Wei Cui, When Do Chinese National Ministries Make Law?
This paper documents some basic empirical facts about the issuance of formal regulations (FRs) and informal policy directives (IPDs) by China’s national ministries and agencies from 2000 to 2014. Prior scholarship (e.g. Cui 2011, Howson 2012) depicts specific instances of Chinese national agencies announcing substantive new policies (many ultra vires by statutory standards) through IPDs. I use FR and IPD quantities as measures of the agencies’ propensity to resort to legal as opposed to non-legal, merely bureaucratic mechanisms for announcing policy. I find significant variations across agencies in the quantities of FRs issued, both in absolute terms and relative to the quantities of IPDs. The variations often contradict conventional perceptions about different agencies’ political orientations.

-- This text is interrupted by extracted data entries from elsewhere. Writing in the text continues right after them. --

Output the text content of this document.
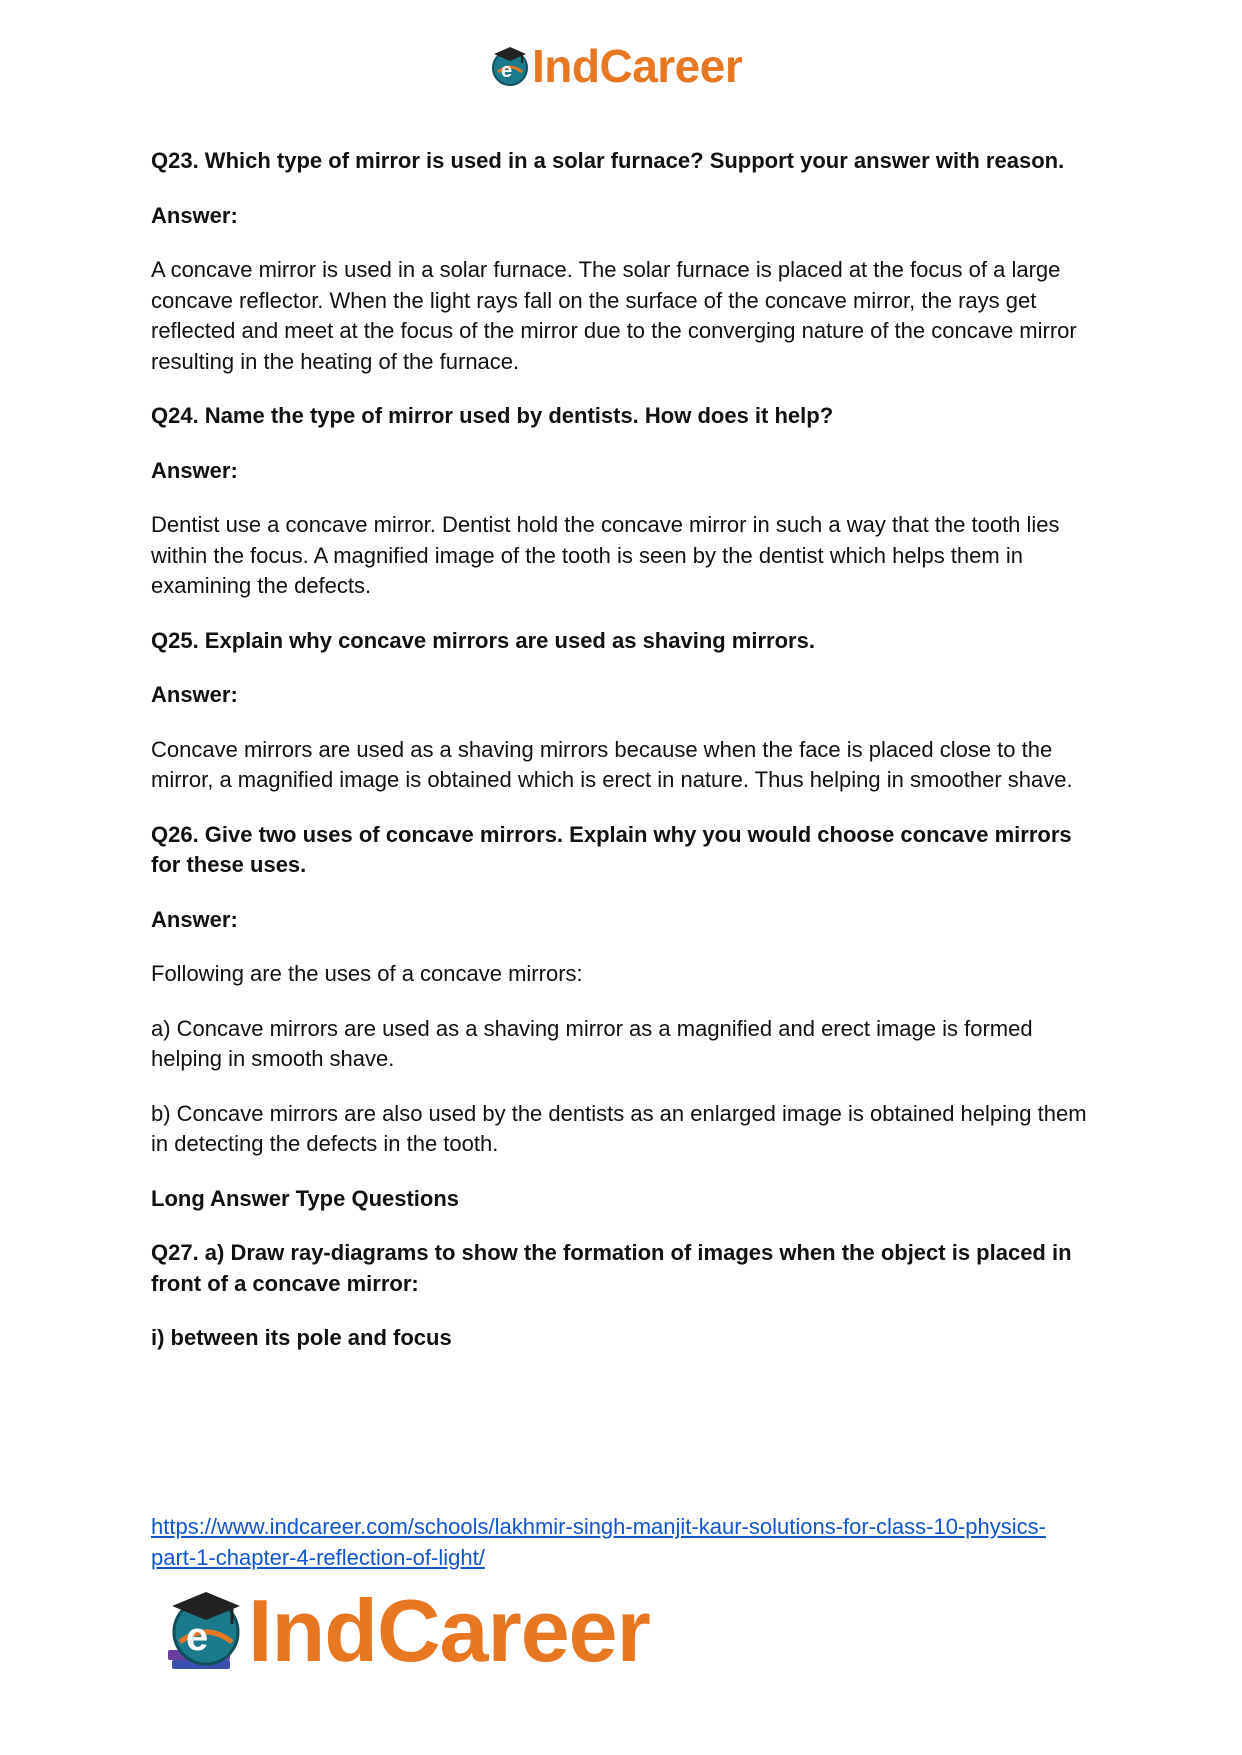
e IndCareer

Q23. Which type of mirror is used in a solar furnace? Support your answer with reason.

Answer:

A concave mirror is used in a solar furnace. The solar furnace is placed at the focus of a large concave reflector. When the light rays fall on the surface of the concave mirror, the rays get reflected and meet at the focus of the mirror due to the converging nature of the concave mirror resulting in the heating of the furnace.

Q24. Name the type of mirror used by dentists. How does it help?

Answer:

Dentist use a concave mirror. Dentist hold the concave mirror in such a way that the tooth lies within the focus. A magnified image of the tooth is seen by the dentist which helps them in examining the defects.

Q25. Explain why concave mirrors are used as shaving mirrors.

Answer:

Concave mirrors are used as a shaving mirrors because when the face is placed close to the mirror, a magnified image is obtained which is erect in nature. Thus helping in smoother shave.

Q26. Give two uses of concave mirrors. Explain why you would choose concave mirrors for these uses.

Answer:

Following are the uses of a concave mirrors:

a) Concave mirrors are used as a shaving mirror as a magnified and erect image is formed helping in smooth shave.

b) Concave mirrors are also used by the dentists as an enlarged image is obtained helping them in detecting the defects in the tooth.

Long Answer Type Questions

Q27. a) Draw ray-diagrams to show the formation of images when the object is placed in front of a concave mirror:

i) between its pole and focus

https://www.indcareer.com/schools/lakhmir-singh-manjit-kaur-solutions-for-class-10-physics-
part-1-chapter-4-reflection-of-light/
e IndCareer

Budget fluctuations do not predict FR or IPD issuance, nor do the minister’s tenure in office. Overall, formal rulemaking has been on the decline in China, accentuating the importance of the question: Why do Chinese bureaucrats bother with rulemaking at all? I suggest a preliminary set of considerations relevant to answering this question. The study sheds new light on the different approaches taken by actors in the Chinese government to establishing basic “rule by law”.